Continuing to reflect on the American South and its rich musical history, songwriter Thomm Jutz has released two more singles from his upcoming album, this time capturing the storied careers of musical legends John Hartford and Jimmie Rodgers in portraits imbued with the spirit each brought to his own music.
The pair of songs — “Hartford’s Bend” and “Jimmie Rodgers Rode A Train” — is another example of the breadth of songwriting and musicianship on Jutz’s upcoming body of work, two volumes of music to be released under the apt title, To Live In Two Worlds.
"Hartford’s Bend” is a haunting tune that deftly incorporates song titles and aphorisms from the renowned entertainer’s life and music as it pays homage to “every riverboat captain’s friend.” With wistful harmonies from banjoist Justin Moses, the song instantly brings to mind many of Hartford’s own stately waltzes.
Though he didn’t know him, Jutz often looks to Hartford’s work for inspiration, saying, “John Hartford — where do you begin? His humor, sense of history and tradition. His virtuosity and timing, his grace and his love of the river …Where do you stop? John Hadley, who I wrote this song with, was a close friend of John Hartford’s. I wouldn’t have dared to write this song without him.”
Of the song, Hartford’s daughter, Katie Harford Hogue says, “Thomm Jutz and John Hadley have written a lovely tune called 'Hartford’s Bend,' which beautifully captures the unhurried pace of the riverboats that Dad loved; you can almost hear a paddlewheel turning.”
“Jimmie Rodgers Rode A Train” is the solo offering in this pair of releases, featuring Jutz’s intimate vocal, fingerpicked guitar and nothing more. Drawing on Rodgers’ own blues and Tin Pan Alley influences, the song punctuates a laconic recounting of the Singing Brakeman’s career with equally spare interludes that reveal Jutz’s quiet virtuosity.
Though Rodgers had a short life and career, Jutz views it as unparalleled.
“He wanted to be every American’s favorite singer. He was the singing brakeman, the cowboy, the dapper crooner. He only had six years to make it all happen and boy did he ever make it happen,” says Jutz.

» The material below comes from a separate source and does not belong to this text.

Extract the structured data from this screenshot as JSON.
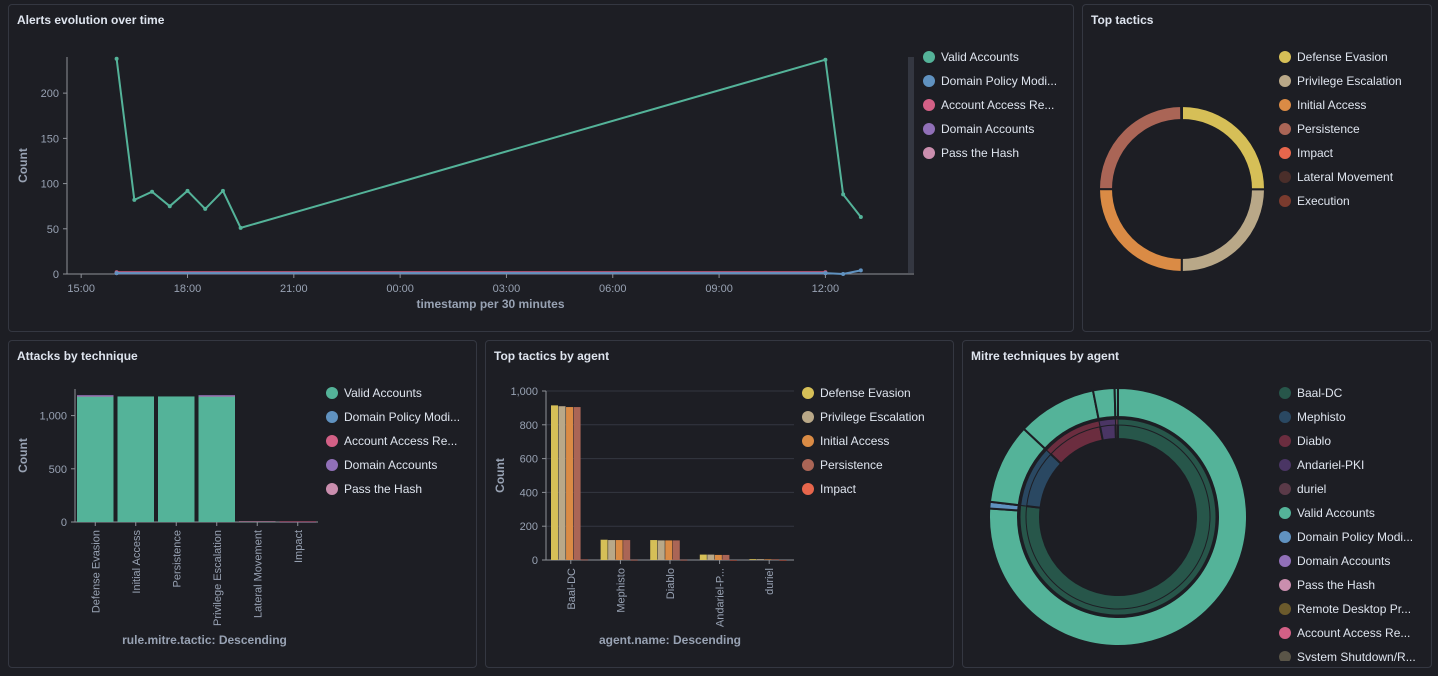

Like the rest of the extensive set Jutz has recorded for his initial projects with Mountain Home, these are songs infused with a deep knowledge and understanding of the rural southern music — and those who made it — that brought Jutz from his native Germany to Nashville at the beginning of the century.
“Hartford loved the riverboats, Jimmie loved the trains and his fancy cars. American history and musical history is one of movement,” he says. “Its past so close behind and its future moving still — that’s what draws me to it.”